6 Visualization with ggplot2

“…few people will appreciate the music if I just show them the notes. Most of us need to listen to the music to understand how beautiful it is. But often that’s how we present statistics; we just show the notes we don’t play the music.”
— Hans Rosling
“At their best, visualizations of data effortlessly reveal the true nature of information.”
— Lace Padilla

First off…

Advanced R Challenges

Create a custom theme for your graphs!

require(tidyverse)
#> Loading required package: tidyverse
#> ── Attaching packages ─────────────────────────────────────── tidyverse 1.3.1 ──
#> ✓ ggplot2 3.3.5     ✓ purrr   0.3.4
#> ✓ tibble  3.1.6     ✓ dplyr   1.0.7
#> ✓ tidyr   1.1.3     ✓ stringr 1.4.0
#> ✓ readr   1.4.0     ✓ forcats 0.5.1
#> ── Conflicts ────────────────────────────────────────── tidyverse_conflicts() ──
#> x dplyr::filter() masks stats::filter()
#> x dplyr::lag()    masks stats::lag()
#Example 1.
my.axis.font<-theme(axis.title.x = element_text(size=18), axis.title.y = element_text(size=18),
                    axis.text.x = element_text(size=18), axis.text.y = element_text(size=18), 
                    plot.title=element_text(size=18,face="bold", hjust = .5),
                    legend.title=element_text(size=14),legend.text=element_text(size=14))

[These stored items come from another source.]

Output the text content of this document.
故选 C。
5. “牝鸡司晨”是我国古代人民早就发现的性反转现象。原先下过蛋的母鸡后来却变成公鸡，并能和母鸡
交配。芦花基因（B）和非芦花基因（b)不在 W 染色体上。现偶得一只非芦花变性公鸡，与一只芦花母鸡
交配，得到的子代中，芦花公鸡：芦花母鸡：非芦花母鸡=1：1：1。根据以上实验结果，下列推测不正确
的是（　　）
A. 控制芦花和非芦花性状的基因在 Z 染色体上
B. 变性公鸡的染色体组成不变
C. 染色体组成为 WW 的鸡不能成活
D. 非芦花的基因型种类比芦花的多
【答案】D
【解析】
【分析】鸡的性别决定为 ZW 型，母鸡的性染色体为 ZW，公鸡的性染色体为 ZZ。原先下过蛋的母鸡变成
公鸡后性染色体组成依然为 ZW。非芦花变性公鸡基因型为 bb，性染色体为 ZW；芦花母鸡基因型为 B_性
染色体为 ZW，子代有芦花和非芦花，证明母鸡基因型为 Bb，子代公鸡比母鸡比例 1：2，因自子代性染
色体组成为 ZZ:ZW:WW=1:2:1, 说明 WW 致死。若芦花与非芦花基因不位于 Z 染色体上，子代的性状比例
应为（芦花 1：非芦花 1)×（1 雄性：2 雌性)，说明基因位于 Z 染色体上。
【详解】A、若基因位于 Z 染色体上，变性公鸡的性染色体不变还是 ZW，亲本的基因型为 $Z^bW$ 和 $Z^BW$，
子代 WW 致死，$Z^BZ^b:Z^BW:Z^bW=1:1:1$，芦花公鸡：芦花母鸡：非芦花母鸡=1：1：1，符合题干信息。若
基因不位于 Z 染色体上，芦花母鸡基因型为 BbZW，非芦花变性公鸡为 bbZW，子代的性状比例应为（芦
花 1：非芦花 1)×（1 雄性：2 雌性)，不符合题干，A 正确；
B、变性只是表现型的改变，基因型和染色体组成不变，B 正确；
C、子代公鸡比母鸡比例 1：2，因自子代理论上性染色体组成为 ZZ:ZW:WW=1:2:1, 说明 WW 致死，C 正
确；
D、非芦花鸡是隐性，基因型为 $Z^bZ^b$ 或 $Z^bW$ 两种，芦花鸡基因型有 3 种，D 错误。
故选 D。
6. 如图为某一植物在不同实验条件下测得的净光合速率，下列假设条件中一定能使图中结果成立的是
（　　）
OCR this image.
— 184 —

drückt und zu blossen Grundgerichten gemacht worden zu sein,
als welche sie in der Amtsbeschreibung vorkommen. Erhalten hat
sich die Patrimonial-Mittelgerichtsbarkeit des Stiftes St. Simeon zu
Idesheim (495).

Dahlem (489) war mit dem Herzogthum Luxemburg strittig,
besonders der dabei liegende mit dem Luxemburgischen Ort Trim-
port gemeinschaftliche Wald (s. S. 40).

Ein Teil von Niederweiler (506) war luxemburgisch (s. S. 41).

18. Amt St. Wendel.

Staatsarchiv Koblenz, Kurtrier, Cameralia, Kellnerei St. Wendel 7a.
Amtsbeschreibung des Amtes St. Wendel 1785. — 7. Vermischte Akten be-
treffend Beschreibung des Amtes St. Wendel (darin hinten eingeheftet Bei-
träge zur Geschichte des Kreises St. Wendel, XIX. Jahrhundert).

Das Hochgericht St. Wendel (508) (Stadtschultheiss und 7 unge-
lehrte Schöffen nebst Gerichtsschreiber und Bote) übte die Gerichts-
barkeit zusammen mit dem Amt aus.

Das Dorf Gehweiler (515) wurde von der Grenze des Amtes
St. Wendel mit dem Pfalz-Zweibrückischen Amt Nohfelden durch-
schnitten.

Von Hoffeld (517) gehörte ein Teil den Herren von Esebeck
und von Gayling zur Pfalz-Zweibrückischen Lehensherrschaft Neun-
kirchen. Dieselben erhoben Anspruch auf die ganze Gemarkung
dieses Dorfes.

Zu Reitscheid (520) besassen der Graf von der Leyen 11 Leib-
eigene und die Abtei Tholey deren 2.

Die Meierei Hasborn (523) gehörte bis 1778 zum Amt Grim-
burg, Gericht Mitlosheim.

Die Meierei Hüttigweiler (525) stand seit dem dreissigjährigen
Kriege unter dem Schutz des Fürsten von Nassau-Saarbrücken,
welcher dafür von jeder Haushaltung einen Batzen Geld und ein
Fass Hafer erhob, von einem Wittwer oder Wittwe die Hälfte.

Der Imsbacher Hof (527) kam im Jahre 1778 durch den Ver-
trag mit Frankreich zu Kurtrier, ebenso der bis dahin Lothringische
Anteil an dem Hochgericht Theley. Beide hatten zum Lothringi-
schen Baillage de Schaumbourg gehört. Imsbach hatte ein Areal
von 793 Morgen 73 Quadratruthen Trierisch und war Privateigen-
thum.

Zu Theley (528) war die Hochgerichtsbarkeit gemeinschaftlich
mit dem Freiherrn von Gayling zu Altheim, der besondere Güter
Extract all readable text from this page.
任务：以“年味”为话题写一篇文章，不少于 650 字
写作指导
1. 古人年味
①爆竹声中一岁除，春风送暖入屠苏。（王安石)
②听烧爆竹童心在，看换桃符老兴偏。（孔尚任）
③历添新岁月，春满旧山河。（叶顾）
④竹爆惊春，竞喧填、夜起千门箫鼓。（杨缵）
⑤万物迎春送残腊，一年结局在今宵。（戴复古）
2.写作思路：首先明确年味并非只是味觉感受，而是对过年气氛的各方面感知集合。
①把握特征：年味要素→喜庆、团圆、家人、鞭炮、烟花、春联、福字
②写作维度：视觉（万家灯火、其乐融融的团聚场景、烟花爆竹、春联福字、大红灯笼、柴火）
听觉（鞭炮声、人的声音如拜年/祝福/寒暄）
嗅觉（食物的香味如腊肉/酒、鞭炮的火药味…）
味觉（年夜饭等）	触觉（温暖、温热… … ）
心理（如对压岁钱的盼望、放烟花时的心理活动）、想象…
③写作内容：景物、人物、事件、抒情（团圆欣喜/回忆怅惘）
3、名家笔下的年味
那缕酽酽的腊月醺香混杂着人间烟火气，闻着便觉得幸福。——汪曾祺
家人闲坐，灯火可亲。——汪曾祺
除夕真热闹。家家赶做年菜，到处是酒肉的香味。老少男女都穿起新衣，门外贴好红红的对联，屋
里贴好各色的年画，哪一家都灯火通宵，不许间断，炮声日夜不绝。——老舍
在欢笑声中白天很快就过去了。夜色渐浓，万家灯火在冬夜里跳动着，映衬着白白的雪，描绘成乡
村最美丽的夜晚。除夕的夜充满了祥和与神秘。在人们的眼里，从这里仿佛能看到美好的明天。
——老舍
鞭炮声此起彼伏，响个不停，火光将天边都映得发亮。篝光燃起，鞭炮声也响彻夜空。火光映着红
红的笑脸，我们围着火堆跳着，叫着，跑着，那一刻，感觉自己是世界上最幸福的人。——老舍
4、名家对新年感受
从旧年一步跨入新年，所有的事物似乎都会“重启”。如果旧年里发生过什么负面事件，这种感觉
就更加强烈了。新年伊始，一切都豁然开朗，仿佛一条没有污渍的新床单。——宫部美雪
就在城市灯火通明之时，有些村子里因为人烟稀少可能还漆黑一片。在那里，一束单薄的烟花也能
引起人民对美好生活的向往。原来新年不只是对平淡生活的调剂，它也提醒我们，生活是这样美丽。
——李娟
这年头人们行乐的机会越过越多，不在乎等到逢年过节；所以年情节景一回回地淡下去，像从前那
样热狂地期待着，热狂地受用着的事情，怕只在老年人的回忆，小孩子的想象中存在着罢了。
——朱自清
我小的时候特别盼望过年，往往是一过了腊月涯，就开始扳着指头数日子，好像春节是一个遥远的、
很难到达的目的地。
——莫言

# theme_mine <- theme(...)
# example 2.
### XKCD theme
theme_xkcd2 <- theme(
  panel.background = element_rect(fill="white"), 
  axis.ticks = element_line(colour=NA),
  panel.grid = element_line(colour="white"),
  axis.text.y = element_text(colour=NA), 
  axis.text.x = element_text(colour="black"),
  text = element_text(size=16, family="Humor Sans")
)

###Jittery line###
xkcd_line <- function(x, y, color) {
  len <- length(x);
  rg <- par("usr");
  yjitter <- (rg[4] - rg[3]) / 1000;
  xjitter <- (rg[2] - rg[1]) / 1000;
  x_mod <- x + rnorm(len) * xjitter;
  y_mod <- y + rnorm(len) * yjitter;
  lines(x_mod, y_mod, col='white', lwd=10);
  lines(x_mod, y_mod, col=color, lwd=5);
}

###Off-axis###
xkcd_axis <- function() {
  rg <- par("usr");
  yaxis <- 1:100 / 100 * (rg[4] - rg[3]) + rg[3];
  xaxis <- 1:100 / 100 * (rg[2] - rg[1]) + rg[1];
  xkcd_line(1:100 * 0 + rg[1] + (rg[2]-rg[1])/100, yaxis,'black')
  xkcd_line(xaxis, 1:100 * 0 + rg[3] + (rg[4]-rg[3])/100, 'black')
}

#Now use it to  plot some graphs.
mpg %>%
  ggplot() + geom_point(aes(x = displ, y = hwy, color = class)) +
  labs(title = "My Plot") +
  my.axis.font

#Some squiggly lines:
d <- data.frame(x=1:100)
d$one <- exp(-((d$x - 50)/10)^2)
d$two <- sin(d$x/10)
plot.new()
plot.window(
  c(min(d$x),max(d$x)),
  c(min(c(d$one,d$two)),max(c(d$one,d$two))))
xkcd_axis()
xkcd_line(d$x, d$one, 'red')
xkcd_line(d$x, d$two, 'blue')

Steps of Visualization

Step 1: Get some data

ggplot2 has the mpg dataset.

kable(ggplot2::mpg[1,1:11])
manufacturer model displ year cyl trans drv cty hwy fl class
audi a4 1.8 1999 4 auto(l5) f 18 29 p compact

Let’s save it to something…

df <- ggplot2::mpg

take a look at it…

View(df)

Also look at its dimensions up in the environment —-> (usually it’s in the upper-right corner) or print them to the console…

dim(df)
#> [1] 234  11
str(df) #what kind of classes are we dealing with?
#> tibble [234 × 11] (S3: tbl_df/tbl/data.frame)
#>  $ manufacturer: chr [1:234] "audi" "audi" "audi" "audi" ...
#>  $ model       : chr [1:234] "a4" "a4" "a4" "a4" ...
#>  $ displ       : num [1:234] 1.8 1.8 2 2 2.8 2.8 3.1 1.8 1.8 2 ...
#>  $ year        : int [1:234] 1999 1999 2008 2008 1999 1999 2008 1999 1999 2008 ...
#>  $ cyl         : int [1:234] 4 4 4 4 6 6 6 4 4 4 ...
#>  $ trans       : chr [1:234] "auto(l5)" "manual(m5)" "manual(m6)" "auto(av)" ...
#>  $ drv         : chr [1:234] "f" "f" "f" "f" ...
#>  $ cty         : int [1:234] 18 21 20 21 16 18 18 18 16 20 ...
#>  $ hwy         : int [1:234] 29 29 31 30 26 26 27 26 25 28 ...
#>  $ fl          : chr [1:234] "p" "p" "p" "p" ...
#>  $ class       : chr [1:234] "compact" "compact" "compact" "compact" ...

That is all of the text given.